The eventual tech could impact not only the company’s steel mills, but be made available to dozens of similarly configured installations worldwide.
There’s a process behind such innovation, of course, insomuch that thyssenkrupp is a USD49.1 billion/year global company with 150,000 employees across 80 countries.
Achatz explained: “We analyze several 100 ideas every year, and put a subset of them into investment proposals that we present to our board. Every proposal is analyzed for its business model, social acceptability, and impact on the environment.
“We maintain a rolling, prioritized project plan.”
“We want to lead in technology, and our business bridges the gap between basic and applied research,” said Markus Oles, Project Coordinator, Carbon2Chem. “For us, innovation is not drilling deep, but looking across technology and industry boundaries.
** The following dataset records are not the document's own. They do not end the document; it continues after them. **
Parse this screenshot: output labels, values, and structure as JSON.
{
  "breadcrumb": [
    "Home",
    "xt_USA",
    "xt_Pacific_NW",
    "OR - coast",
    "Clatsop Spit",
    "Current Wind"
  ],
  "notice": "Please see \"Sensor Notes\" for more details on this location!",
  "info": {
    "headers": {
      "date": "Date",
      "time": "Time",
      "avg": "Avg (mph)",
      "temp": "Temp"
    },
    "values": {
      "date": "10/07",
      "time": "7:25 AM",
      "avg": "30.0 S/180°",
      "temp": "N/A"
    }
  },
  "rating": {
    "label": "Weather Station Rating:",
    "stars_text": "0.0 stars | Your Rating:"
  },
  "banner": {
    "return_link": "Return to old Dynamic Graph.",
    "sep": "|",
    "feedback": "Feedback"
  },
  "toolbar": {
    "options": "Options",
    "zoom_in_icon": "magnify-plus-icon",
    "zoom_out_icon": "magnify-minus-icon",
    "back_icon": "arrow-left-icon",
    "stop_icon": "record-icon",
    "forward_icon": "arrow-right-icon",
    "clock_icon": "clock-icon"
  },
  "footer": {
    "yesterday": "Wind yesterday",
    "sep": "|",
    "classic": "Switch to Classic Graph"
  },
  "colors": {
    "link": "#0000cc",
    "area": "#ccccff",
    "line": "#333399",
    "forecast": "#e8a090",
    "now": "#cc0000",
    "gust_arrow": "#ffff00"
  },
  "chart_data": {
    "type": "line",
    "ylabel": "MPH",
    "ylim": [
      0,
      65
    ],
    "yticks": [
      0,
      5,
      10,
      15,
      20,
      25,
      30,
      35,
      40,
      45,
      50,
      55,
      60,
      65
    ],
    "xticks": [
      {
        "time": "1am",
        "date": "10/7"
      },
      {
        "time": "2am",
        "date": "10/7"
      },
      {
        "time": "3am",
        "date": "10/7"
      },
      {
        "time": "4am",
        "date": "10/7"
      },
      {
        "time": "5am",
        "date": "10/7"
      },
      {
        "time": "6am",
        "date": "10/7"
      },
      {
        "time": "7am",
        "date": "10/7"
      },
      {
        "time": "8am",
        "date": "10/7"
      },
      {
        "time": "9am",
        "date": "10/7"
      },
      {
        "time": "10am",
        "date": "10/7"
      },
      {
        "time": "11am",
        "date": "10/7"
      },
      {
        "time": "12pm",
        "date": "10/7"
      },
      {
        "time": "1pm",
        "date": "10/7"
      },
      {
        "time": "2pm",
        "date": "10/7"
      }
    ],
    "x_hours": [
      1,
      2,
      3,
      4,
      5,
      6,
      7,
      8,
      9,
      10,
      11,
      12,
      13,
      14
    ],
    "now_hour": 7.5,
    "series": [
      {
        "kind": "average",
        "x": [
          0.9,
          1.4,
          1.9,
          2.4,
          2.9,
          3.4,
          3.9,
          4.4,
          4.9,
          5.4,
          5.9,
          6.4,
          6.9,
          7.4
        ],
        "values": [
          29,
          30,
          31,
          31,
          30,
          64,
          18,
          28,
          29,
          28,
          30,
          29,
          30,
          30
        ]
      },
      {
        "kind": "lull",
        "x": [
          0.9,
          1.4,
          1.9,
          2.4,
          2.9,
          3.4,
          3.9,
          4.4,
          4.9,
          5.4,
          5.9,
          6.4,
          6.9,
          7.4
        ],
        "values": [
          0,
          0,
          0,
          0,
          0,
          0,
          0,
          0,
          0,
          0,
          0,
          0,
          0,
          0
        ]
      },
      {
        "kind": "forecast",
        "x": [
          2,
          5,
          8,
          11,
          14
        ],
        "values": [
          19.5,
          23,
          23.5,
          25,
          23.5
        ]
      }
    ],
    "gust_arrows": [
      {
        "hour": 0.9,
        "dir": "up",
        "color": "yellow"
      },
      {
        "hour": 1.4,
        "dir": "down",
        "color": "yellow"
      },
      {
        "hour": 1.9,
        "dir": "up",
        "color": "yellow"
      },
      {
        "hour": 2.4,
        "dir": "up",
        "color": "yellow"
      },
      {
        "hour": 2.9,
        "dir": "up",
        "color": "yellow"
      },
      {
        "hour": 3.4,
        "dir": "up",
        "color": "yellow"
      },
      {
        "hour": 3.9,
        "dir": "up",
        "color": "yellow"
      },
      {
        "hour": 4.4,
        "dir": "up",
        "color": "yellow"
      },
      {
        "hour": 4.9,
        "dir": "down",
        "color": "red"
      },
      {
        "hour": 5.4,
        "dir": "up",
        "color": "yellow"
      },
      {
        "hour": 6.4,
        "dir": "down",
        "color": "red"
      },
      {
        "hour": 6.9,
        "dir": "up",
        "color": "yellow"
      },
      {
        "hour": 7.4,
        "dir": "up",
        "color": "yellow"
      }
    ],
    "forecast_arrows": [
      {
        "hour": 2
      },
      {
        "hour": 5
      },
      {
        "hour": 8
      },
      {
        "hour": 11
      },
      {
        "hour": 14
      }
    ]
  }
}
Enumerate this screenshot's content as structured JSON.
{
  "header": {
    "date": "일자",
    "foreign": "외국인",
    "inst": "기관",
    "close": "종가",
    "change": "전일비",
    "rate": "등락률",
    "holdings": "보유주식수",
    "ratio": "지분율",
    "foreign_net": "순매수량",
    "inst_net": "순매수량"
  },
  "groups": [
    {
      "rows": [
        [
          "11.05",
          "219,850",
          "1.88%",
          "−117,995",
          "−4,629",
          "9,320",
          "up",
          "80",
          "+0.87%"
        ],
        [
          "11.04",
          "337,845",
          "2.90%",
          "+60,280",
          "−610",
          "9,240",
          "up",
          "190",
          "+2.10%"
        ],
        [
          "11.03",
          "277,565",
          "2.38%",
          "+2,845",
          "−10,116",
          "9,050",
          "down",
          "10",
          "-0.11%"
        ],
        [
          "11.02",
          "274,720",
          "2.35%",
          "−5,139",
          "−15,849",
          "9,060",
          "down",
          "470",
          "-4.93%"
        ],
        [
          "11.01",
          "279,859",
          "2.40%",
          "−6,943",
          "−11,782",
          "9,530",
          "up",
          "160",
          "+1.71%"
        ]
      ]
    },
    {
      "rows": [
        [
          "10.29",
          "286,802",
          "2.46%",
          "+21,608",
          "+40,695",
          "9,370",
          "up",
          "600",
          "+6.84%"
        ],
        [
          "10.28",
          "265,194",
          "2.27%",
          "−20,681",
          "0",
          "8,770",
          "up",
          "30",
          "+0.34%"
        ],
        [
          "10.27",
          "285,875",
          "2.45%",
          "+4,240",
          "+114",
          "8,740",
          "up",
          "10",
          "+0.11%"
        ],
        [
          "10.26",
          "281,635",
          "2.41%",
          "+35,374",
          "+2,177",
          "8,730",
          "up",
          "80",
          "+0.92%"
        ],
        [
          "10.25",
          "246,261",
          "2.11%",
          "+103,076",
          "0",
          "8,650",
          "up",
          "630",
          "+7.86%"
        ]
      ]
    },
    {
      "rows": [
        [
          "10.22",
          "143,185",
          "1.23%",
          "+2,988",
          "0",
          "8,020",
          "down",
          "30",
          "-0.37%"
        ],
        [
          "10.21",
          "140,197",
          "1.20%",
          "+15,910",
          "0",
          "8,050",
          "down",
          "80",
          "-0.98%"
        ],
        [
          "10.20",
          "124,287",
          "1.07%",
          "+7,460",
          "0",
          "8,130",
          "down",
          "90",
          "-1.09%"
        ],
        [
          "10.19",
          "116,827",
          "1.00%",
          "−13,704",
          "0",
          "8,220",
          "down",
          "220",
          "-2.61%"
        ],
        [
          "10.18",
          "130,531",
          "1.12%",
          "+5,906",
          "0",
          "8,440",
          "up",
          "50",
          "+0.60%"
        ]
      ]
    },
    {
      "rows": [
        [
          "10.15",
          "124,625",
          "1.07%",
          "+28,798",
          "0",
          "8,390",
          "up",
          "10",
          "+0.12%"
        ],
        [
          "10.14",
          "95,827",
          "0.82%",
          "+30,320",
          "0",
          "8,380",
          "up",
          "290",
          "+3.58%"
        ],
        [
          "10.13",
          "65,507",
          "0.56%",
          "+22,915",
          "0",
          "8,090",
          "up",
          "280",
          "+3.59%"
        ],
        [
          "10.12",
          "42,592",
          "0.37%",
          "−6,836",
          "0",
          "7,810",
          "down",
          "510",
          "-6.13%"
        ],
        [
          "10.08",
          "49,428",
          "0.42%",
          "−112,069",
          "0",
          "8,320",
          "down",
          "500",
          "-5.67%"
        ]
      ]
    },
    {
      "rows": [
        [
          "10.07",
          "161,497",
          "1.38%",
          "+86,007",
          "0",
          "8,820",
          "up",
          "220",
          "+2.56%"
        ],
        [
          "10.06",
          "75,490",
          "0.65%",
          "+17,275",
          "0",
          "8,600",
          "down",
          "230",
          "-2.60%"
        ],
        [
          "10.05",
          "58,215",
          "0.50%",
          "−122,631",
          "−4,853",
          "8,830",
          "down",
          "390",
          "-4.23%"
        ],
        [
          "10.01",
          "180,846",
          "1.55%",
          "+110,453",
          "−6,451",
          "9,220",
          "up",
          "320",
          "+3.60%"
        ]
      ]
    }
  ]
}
As a diversified industrial company, thyssenkrupp is ideally suited for this.”
“We have a small group of about 20 people working on this project,” he added. “They come from across our businesses, and they keep their day jobs, too.”
This cross-industry collaboration can be challenging at times, though, mostly because of the very disparate areas of expertise they afford.
“We’re activating different areas of expertise in our innovation projects that used to be isolated from each other,” said Kleinschmidt. “So, even if people in a steel plant have different immediate priorities from those working in chemicals or energy and power generation, the value-added opportunities a project creates make people quickly focus on shared goals.”